Almost as though the heat of summer -- now inching above 105 degrees -- had burned into tempers, several Indian states have been hit by recurring violence in recent weeks. The growing rift between one-time moderates and militants in embattled Punjab, home of most of India's nearly 14 million Sikhs, has led authorities to brace themselves for an escalation of violence in one of the nation's most strategic and sensitive states.
There has also been widespread violence in Gujarat and some outbreaks of fighting in Kashmir.
In Punjab, any doubt that the name of the late Sikh militant leader Sant Jarnail Singh Bhindranwale remains a potent factor in the state's politics was erased last week. His followers, in what amounted to a spiritual coup, took their first step in wresting leadership of the Sikhs' Akali movement from moderates.
Sant Bhindranwale's father, Joginder Singh, made a seemingly unilateral announcement last Wednesday that the feuding leaders of the Akali Dal (the Sikhs' sole political party), had resigned and, for all intents and purposes, bestowed the leadership on him. A bewildering series of denials and retractions followed from Akali Dal leader Sant Harchand Singh Longowal, who had clearly lost face, as well as followers, to the militants.
The power struggle comes at a time when Prime Minister Rajiv Gandhi's government has offered unconditional talks to Sikh leaders in a bid to end the sectarian crisis in Punjab. Sant Longowal has called a meeting of Akali leaders May 17 to discuss Mr. Singh's move.
In Kashmir, a general strike is scheduled for today as the unpopular state government returns to its summer capital of Srinagar. The government was installed by former Prime Minister Indira Gandhi after her ruling Congress (I) Party toppled the government of Farooq Abdullah last July.

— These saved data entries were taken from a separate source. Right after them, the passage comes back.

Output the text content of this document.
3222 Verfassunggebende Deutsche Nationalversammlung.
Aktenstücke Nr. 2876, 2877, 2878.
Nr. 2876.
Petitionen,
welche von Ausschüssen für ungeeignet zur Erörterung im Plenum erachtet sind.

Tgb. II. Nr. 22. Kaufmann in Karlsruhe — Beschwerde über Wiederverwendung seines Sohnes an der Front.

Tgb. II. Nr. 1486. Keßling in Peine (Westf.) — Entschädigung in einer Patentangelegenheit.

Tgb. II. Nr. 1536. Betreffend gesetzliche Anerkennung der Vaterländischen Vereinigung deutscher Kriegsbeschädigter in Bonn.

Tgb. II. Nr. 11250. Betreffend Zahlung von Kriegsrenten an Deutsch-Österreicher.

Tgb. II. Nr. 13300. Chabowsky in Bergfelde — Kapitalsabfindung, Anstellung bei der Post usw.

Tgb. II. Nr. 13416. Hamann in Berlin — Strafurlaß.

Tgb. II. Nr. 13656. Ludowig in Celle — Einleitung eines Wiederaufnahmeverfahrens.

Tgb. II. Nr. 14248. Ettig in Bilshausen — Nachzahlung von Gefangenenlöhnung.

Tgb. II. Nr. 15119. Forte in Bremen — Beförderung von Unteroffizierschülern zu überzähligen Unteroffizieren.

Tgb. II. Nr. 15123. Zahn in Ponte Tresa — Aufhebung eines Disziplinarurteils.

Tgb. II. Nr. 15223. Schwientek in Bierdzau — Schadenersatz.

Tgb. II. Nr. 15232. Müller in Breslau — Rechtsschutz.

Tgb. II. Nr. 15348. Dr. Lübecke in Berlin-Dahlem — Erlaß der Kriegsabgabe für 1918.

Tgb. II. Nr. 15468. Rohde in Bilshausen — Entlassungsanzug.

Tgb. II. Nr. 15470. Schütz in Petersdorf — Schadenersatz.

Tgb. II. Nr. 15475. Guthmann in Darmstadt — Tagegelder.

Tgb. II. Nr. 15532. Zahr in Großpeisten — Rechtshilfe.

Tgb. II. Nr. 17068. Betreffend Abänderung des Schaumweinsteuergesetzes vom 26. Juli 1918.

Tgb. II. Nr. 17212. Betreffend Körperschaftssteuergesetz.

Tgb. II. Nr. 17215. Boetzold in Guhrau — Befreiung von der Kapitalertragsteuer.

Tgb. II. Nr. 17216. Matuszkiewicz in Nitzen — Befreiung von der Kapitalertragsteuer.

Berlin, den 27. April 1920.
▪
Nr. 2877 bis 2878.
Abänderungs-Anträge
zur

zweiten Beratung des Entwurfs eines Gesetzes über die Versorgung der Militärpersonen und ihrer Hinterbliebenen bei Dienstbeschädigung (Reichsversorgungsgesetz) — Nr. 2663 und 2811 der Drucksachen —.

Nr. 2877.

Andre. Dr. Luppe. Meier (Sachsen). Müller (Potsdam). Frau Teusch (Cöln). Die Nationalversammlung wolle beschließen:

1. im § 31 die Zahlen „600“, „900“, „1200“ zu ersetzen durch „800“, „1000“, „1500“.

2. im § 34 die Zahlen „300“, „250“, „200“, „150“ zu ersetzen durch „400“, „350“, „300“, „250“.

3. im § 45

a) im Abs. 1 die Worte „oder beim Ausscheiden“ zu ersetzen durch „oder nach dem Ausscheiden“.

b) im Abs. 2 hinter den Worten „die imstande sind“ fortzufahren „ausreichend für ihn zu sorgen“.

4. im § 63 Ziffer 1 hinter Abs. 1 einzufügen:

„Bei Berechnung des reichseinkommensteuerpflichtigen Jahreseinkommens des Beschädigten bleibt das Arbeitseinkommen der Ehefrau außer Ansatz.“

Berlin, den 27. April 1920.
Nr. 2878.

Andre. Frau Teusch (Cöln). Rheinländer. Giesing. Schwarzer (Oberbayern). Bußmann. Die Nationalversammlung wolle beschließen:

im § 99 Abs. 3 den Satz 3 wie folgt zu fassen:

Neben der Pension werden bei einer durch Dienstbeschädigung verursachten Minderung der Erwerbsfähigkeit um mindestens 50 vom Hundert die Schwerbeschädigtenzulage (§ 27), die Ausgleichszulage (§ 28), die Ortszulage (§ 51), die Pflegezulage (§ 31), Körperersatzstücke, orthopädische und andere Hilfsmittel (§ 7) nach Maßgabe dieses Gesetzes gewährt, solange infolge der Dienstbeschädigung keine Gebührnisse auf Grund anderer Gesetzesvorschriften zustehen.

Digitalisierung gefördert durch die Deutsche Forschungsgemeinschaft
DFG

It will be the third summer that Kashmir's shopkeepers, hotel owners, and those whose sole income is from seasonal tourist trade, could face scant earnings. Such is the political instability that grips the state, that even the fabled houseboats on Srinagar's Dal Lake, have not been able to lure tourists.
And, in Gujarat, ``everybody, it seemed, was fighting everybody,'' in continued violence that began in mid-March, according to the magazine India Today.
High caste Brahmins battled untouchables (the lowest in the Hindu caste system), Hindus and Muslims settled scores, and police attacked journalists and newspaper offices in the city of Ahmadabad. The Indian Army was finally called in -- as it has been numerous times in various parts of the country during the past year.
[The state government has invited leaders of civil service unions for urgent talks in a last-minute bid to avert a statewide strike scheduled for today, Reuters reported Sunday. The strike was called because of alleged police brutality against union members during a demonstration last Monday.]
The violence in Gujarat, which has claimed at least 73 lives so far, is particularly unsettling to many Indians: This was the home state of Mohandas Gandhi, where his doctrine of nonviolence was born.
The initial cause of the violence was government policy that grants special privileges such as reserved job quotas and university admissions to untouchables. Meant to weaken the hold of the Hindu caste system, this has often had the opposite effect.
Nearly 70 percent of the state's electorate comes from the untouchable or ``backward'' castes and, before assembly elections in March, state governor B. K. Nehru, announced an 18 percent increase in ``reserved'' quotas from 31 to 49 percent. What the Congress Party governor did not foresee was the indignation and violent reaction of the upper castes.